POMPALARA ÇİP DÖNEMİ
Akaryakıt tüketimini teşvik edecek adımları atamayacaklarını söyleyen Şimşek, “Vergileri aşağı çekerek, bunun tüketimini teşvik edeceğimize kaçakçılıkla daha güçlü nasıl mücadele ederiz ona bakarız. Karayolları Yüksek Kurulu’nda bir öneri geldi. Bazı benzinliklerde bu kaçak akaryakıtın satış tarzı var.
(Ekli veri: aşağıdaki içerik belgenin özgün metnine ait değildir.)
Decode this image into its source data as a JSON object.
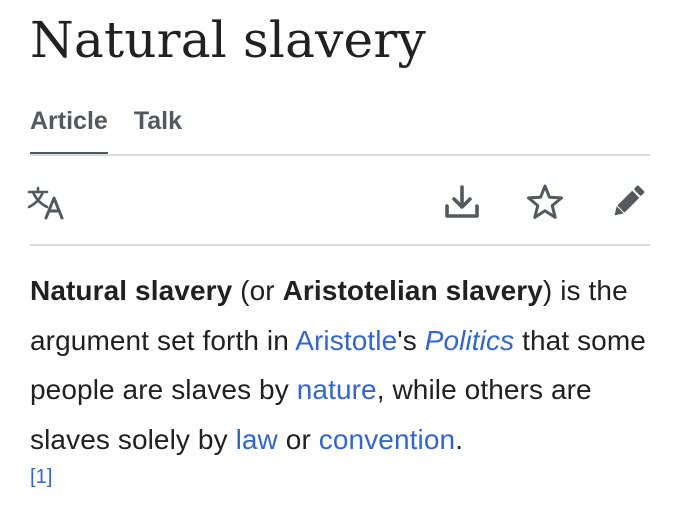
{
  "page": {
    "title": "Natural slavery"
  },
  "tabs": [
    {
      "label": "Article",
      "active": true
    },
    {
      "label": "Talk",
      "active": false
    }
  ],
  "toolbar": {
    "language_icon": "translate-icon",
    "download_icon": "download-icon",
    "watch_icon": "star-icon",
    "edit_icon": "pencil-icon"
  },
  "content": {
    "bold1": "Natural slavery",
    "t1": " (or ",
    "bold2": "Aristotelian slavery",
    "t2": ") is the argument set forth in ",
    "link_aristotle": "Aristotle",
    "t3": "'s ",
    "link_politics": "Politics",
    "t4": " that some people are slaves by ",
    "link_nature": "nature",
    "t5": ", while others are slaves solely by ",
    "link_law": "law",
    "t6": " or ",
    "link_convention": "convention",
    "t7": ".",
    "citation": "[1]"
  },
  "colors": {
    "text": "#202122",
    "link": "#3366cc",
    "tab_text": "#54595d",
    "icon": "#54595d",
    "divider": "#dcdde0"
  }
}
O pompanın ucuna bir okuyucu taksak ve o sadece arabanın benzin girişindeki çipi okuduktan sonra benzin akışı olsa ve bu doğrudan doğruya da bize bilgi olarak aksa. Bunu artık yapabiliyorsunuz” dedi.
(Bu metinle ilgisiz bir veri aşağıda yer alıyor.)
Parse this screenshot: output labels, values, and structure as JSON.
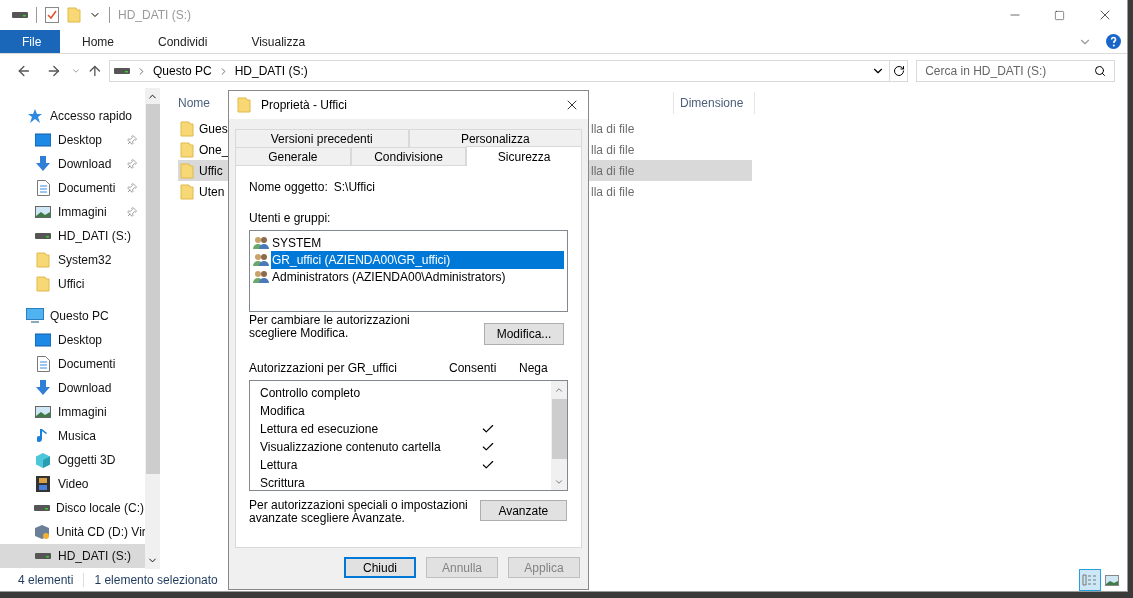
{
  "window": {
    "title": "HD_DATI (S:)"
  },
  "ribbon_tabs": [
    {
      "label": "File",
      "selected": true
    },
    {
      "label": "Home",
      "selected": false
    },
    {
      "label": "Condividi",
      "selected": false
    },
    {
      "label": "Visualizza",
      "selected": false
    }
  ],
  "address": {
    "crumbs": [
      "Questo PC",
      "HD_DATI (S:)"
    ]
  },
  "search": {
    "placeholder": "Cerca in HD_DATI (S:)"
  },
  "navigation": [
    {
      "label": "Accesso rapido",
      "kind": "star",
      "selected": false,
      "children": [
        {
          "label": "Desktop",
          "kind": "desktop",
          "pinned": true,
          "selected": false
        },
        {
          "label": "Download",
          "kind": "download",
          "pinned": true,
          "selected": false
        },
        {
          "label": "Documenti",
          "kind": "documents",
          "pinned": true,
          "selected": false
        },
        {
          "label": "Immagini",
          "kind": "pictures",
          "pinned": true,
          "selected": false
        },
        {
          "label": "HD_DATI (S:)",
          "kind": "drive",
          "pinned": false,
          "selected": false
        },
        {
          "label": "System32",
          "kind": "folder",
          "pinned": false,
          "selected": false
        },
        {
          "label": "Uffici",
          "kind": "folder",
          "pinned": false,
          "selected": false
        }
      ]
    },
    {
      "label": "Questo PC",
      "kind": "pc",
      "selected": false,
      "children": [
        {
          "label": "Desktop",
          "kind": "desktop",
          "selected": false
        },
        {
          "label": "Documenti",
          "kind": "documents",
          "selected": false
        },
        {
          "label": "Download",
          "kind": "download",
          "selected": false
        },
        {
          "label": "Immagini",
          "kind": "pictures",
          "selected": false
        },
        {
          "label": "Musica",
          "kind": "music",
          "selected": false
        },
        {
          "label": "Oggetti 3D",
          "kind": "objects3d",
          "selected": false
        },
        {
          "label": "Video",
          "kind": "video",
          "selected": false
        },
        {
          "label": "Disco locale (C:)",
          "kind": "drive",
          "selected": false
        },
        {
          "label": "Unità CD (D:) Vir",
          "kind": "cd",
          "selected": false
        },
        {
          "label": "HD_DATI (S:)",
          "kind": "drive",
          "selected": true
        }
      ]
    }
  ],
  "file_list": {
    "columns": [
      "Nome",
      "Dimensione"
    ],
    "rows": [
      {
        "name": "Gues",
        "type": "lla di file",
        "selected": false
      },
      {
        "name": "One_",
        "type": "lla di file",
        "selected": false
      },
      {
        "name": "Uffic",
        "type": "lla di file",
        "selected": true
      },
      {
        "name": "Uten",
        "type": "lla di file",
        "selected": false
      }
    ]
  },
  "status_bar": {
    "count": "4 elementi",
    "selection": "1 elemento selezionato"
  },
  "dialog": {
    "title": "Proprietà - Uffici",
    "tab_rows": [
      [
        {
          "label": "Versioni precedenti",
          "selected": false
        },
        {
          "label": "Personalizza",
          "selected": false
        }
      ],
      [
        {
          "label": "Generale",
          "selected": false
        },
        {
          "label": "Condivisione",
          "selected": false
        },
        {
          "label": "Sicurezza",
          "selected": true
        }
      ]
    ],
    "object_label": "Nome oggetto:",
    "object_value": "S:\\Uffici",
    "users_label": "Utenti e gruppi:",
    "users": [
      {
        "name": "SYSTEM",
        "selected": false
      },
      {
        "name": "GR_uffici (AZIENDA00\\GR_uffici)",
        "selected": true
      },
      {
        "name": "Administrators (AZIENDA00\\Administrators)",
        "selected": false
      }
    ],
    "edit_hint": "Per cambiare le autorizzazioni scegliere Modifica.",
    "edit_button": "Modifica...",
    "permissions_label": "Autorizzazioni per GR_uffici",
    "allow_label": "Consenti",
    "deny_label": "Nega",
    "permissions": [
      {
        "name": "Controllo completo",
        "allow": false,
        "deny": false
      },
      {
        "name": "Modifica",
        "allow": false,
        "deny": false
      },
      {
        "name": "Lettura ed esecuzione",
        "allow": true,
        "deny": false
      },
      {
        "name": "Visualizzazione contenuto cartella",
        "allow": true,
        "deny": false
      },
      {
        "name": "Lettura",
        "allow": true,
        "deny": false
      },
      {
        "name": "Scrittura",
        "allow": false,
        "deny": false
      }
    ],
    "advanced_hint": "Per autorizzazioni speciali o impostazioni avanzate scegliere Avanzate.",
    "advanced_button": "Avanzate",
    "buttons": [
      {
        "label": "Chiudi",
        "default": true,
        "disabled": false
      },
      {
        "label": "Annulla",
        "default": false,
        "disabled": true
      },
      {
        "label": "Applica",
        "default": false,
        "disabled": true
      }
    ]
  }
}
İstihdam üzerindeki yükleri aşağı çekmeli
EMEKLİLİK ile ilgili bazı bilgiler veren Mehmet Şimşek, “Emekli olmak için bazı şartlar var. Biri prim gün sayısı, biri yaş, biri de hizmet süresi. Bizimki dünyanın en düşük yaşlarından biri. Ben Hazine’ye ilk geldiğim zaman arkadaşlara şöyle bir şey söylemiştim; ‘bu genç nüfusla biz son 20 yılda sosyal güvenlikte kendi kendimize yeter olsaydık ne kadarlık bir devlet fonumuz olurdu diye bir hesap çıkarın’ demiştim. İnanın o günlerde 600 milyar dolar civarında bir rakam çıkmıştı, şimdi Allah bilir bu rakam kaça çıkmıştır. Önümüzdeki sene biz bütçeyle SGK’ya prim desteği ve açık finansmanı olarak 77 milyar lira para aktaracağız. Türkiye’de yapılacak tüm yatırımlar ise 40 küsür milyar lira. Sosyal güvenlik sisteminde beklentileri, açığı artıracak adımlardan bu gerekçelerle uzak duruyorum. Genel olarak istihdam üzerindeki yükleri aşağı çekmekten yanayım. Sosyal güvenlik sisteminin yükünü, açığını artırırsak, öyle bir gün gelecek ki o yükler artırılmak zorunda kalacak” dedi.